LyondellBasell 2024

Team LYB - Rotterdam Marathon 2024
van totaal € 3.850 (134%)

At LyondellBasell, we believe in creating solutions for healthier, sustainable and equitable communities – now and for generations to come. Through our global corporate citizenship program, Advancing Good, we invest in charitable organizations supporting three key focus areas: Advancing Our Communities, Advancing Our Planet, Advancing Tomorrow's Workforce.

This year we once again support the Erasmus MC Foundation, specifically: research into FTD of Dr. Harro Seelaar.

What is FTD?
After Alzheimer's disease, frontotemporal dementia (FTD) is the form of dementia that most often occurs in people under the age of 65.

In FTD, behavior, personality and language mostly change, while memory symptoms are virtually nonexistent. This is because the front part of the brain (the frontal and temporal lobes of the brain) is damaged. These parts are responsible for our behavior, how we make decisions, our emotional response and language skills.

FTD can be hereditary. Of all patients with FTD, 20% to 30% have an inherited form. Does someone have hereditary FTD? If so, there is a 50% chance he or she will pass the gene on to his or her children.

In early 2023, actor Bruce Willis was also diagnosed with FTD at the age of 67. By going public with the diagnosis, his family wants to draw more attention to the disease.

Early diagnosis still difficult now
FTD often affects young people. Most patients are between the ages of 40 and 60. The young age means that dementia is not initially thought of. In fact, it is often thought that someone is overworked, has burnout or has psychiatric symptoms.

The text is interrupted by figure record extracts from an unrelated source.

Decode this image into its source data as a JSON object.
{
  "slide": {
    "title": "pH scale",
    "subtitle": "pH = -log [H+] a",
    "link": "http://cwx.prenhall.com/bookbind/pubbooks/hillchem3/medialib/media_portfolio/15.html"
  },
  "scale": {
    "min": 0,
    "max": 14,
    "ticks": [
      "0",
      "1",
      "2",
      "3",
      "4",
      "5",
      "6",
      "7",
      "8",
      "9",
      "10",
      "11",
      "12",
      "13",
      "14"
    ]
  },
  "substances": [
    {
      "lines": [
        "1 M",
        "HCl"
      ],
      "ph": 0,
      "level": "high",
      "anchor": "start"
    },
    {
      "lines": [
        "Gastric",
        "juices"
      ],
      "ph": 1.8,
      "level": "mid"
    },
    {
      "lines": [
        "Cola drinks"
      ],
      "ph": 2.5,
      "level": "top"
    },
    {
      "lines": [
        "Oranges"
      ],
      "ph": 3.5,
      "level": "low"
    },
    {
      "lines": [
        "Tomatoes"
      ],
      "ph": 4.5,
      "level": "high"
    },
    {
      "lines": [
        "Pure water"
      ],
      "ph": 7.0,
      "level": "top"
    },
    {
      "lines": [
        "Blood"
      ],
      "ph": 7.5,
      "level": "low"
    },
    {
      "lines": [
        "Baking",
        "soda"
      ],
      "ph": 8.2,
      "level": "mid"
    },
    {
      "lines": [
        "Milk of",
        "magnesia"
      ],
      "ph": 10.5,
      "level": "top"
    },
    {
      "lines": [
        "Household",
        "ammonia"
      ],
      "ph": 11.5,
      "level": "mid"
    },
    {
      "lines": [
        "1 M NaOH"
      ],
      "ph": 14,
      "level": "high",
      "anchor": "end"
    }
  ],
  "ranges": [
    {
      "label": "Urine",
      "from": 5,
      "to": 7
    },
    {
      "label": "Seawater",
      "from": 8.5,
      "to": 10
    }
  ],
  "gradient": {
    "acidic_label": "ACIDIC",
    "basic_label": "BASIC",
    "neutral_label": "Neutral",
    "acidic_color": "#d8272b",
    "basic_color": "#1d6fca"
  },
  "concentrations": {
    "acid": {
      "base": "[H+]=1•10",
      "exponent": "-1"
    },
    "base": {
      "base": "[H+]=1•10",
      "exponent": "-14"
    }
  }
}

It is important to make the correct diagnosis early so that doctors can properly guide these patients and loved ones and provide the right specific care. The Alzheimer Center Erasmus MC has a specially recognized European Center of Expertise for FTD. This is the only recognized center in the Netherlands.

Research into FTD
To better treat patients with FTD, doctors at the Alzheimer Center Erasmus MC want to conduct research to improve diagnosis and guidance for patients with both hereditary and non-hereditary FTD. The doctors are focusing this research on patients with hereditary FTD so that the patients can be followed during the period when they are not yet ill. From this, the doctors can learn a lot about how the disease develops, including for patients with non-hereditary FTD. In this way, doctors can make the right diagnosis in time and better guide patients during their illness. With the ultimate goal of working toward a treatment to stop and prevent the disease.